Ask Dr. Sears: SIDS Risk Baby?
Q. Our baby girl likes to sleep on her stomach, even if you put her on her back or side. She's 5 months old and has been sitting and rolling since 4 months. Should we worry about sudden infant death syndrome (SIDS)?
A. Even though SIDS is high on a parent's worry list, it is actually a rare tragedy, occurring in approximately 1 out of every 1,000 babies. SIDS most commonly occurs between 2 and 4 months of age, and after 6 months the chances of an occurence are even more unlikely. So, your baby is just about past the age where you need to worry.
It sounds like you have a precocious baby who will assume her favorite sleeping position regardless of how you put her to sleep. Even though back-sleeping has been proven to be the safest sleeping position, some SIDS researchers believe that babies will intuitively try to find their own individual safest position.

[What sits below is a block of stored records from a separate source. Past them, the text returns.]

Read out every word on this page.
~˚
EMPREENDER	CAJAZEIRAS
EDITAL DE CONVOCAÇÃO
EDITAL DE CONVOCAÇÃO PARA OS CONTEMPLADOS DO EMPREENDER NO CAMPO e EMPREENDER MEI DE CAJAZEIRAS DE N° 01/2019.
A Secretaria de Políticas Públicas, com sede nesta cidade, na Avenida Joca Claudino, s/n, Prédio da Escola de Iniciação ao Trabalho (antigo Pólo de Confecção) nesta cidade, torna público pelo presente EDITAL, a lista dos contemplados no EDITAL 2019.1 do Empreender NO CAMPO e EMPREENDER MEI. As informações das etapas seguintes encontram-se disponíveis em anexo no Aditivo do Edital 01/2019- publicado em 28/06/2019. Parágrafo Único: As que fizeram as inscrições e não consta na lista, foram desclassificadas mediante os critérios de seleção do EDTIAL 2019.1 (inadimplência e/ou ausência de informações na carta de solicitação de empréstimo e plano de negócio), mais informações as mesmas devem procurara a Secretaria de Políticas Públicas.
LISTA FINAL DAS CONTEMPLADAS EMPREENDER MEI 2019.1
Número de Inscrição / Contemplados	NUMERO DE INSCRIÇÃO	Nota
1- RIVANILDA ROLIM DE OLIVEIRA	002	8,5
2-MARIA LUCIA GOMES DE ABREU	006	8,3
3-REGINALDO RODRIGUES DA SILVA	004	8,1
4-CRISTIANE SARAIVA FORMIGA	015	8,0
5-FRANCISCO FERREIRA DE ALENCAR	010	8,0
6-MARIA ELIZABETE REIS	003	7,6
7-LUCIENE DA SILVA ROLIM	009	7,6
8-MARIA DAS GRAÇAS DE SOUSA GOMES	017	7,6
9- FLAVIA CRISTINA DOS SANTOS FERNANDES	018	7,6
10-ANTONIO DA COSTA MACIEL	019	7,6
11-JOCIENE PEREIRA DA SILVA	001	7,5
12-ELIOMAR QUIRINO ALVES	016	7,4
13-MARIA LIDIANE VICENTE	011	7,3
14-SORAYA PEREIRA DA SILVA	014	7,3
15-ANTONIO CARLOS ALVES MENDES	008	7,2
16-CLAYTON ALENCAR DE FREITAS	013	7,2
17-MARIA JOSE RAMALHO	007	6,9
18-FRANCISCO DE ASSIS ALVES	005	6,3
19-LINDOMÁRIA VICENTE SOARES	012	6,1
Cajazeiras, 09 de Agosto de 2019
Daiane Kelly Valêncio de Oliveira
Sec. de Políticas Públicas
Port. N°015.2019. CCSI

That sounds like what your baby is doing.
Up until the past few years, it was believed that there was little that could be done to reduce the risk of SIDS, however new insights have shown that there are, in fact, several major ways parents can protect their children:
1. Put your babies to sleep on her back, not her tummy. Worldwide "Back to Sleep" campaigns over the past 10 years have resulted in a fifty-percent decline in SIDS rates. It is unknown why back-sleeping reduces the risk of SIDS, yet researchers believe that arousability from sleep -- an infant's built-in protective mechanism -- works better for babies who sleep on their backs rather than their stomachs. Also, babies' breathing systems seem to work better in the back-sleeping position. When sleeping facedown a baby may press her head into the mattress and form a pocket of air around her face, leaving her to rebreath exhaled air with diminished oxygen.
2. Provide your baby with a safe sleeping environment. Avoid putting your baby to sleep on sinky, unsafe surfaces such as beanbags or couches.
3. Breastfeed your baby. SIDS is less common in breastfed babies for several possible reasons. One theory is that nerves around the respiratory control center may be better developed in breastfed babies because breast milk is rich in omega-3 fatty acids (especially DHA). These provide vital nutrients for myelin, the insulating sheath around nerves that help impulses travel faster. Breast milk is also kinder to tiny airways as babies are not allergic to mother's milk, and breast milk also contains immune boosters that fight against chest infection. Another perk is that gastroesophagel reflux (GER) -- which can often lead to stop-breathing episodes -- is less severe in breastfed babies. Finally, both experience and research has shown that breastfed babies sleep differently then bottle-fed ones. Breastfed babies awaken more frequently to feed, mainly because human milk is digested more quickly than formula. Could this easier arousability also "teach" babies to arouse from sleep when they have a need for air? Dr. James Mckenna, director of the Mother Baby Sleep Labatory of the University of Notre Dame has thoroughly studied arousability of breastfed babies, and has concluded that getting babies to sleep too deeply, too early, may not be in their best biological interest. In essence, sleeping deeper does not necessarily mean sleeping safer.
4. Don't smoke around your baby, postnatal or prenatal. Exposure to cigarette smoke greatly increases the risk of SIDS, possibly because nicotine and other poisonous substances in smoke harms the respiratory control center in your baby's developing brain.
I don't recommend using wedges to prop your baby on her side or back. These have never been proven safe or effective and are unlikely to work for a baby with such advanced rolling skills. Try to encourage back-sleeping by putting your baby down to sleep on her back, yet allow her to assume her own favorite sleeping position. Rest assured that SIDS is rare, especially at 6 months, when nearly all babies go to sleep each night and wake up just fine.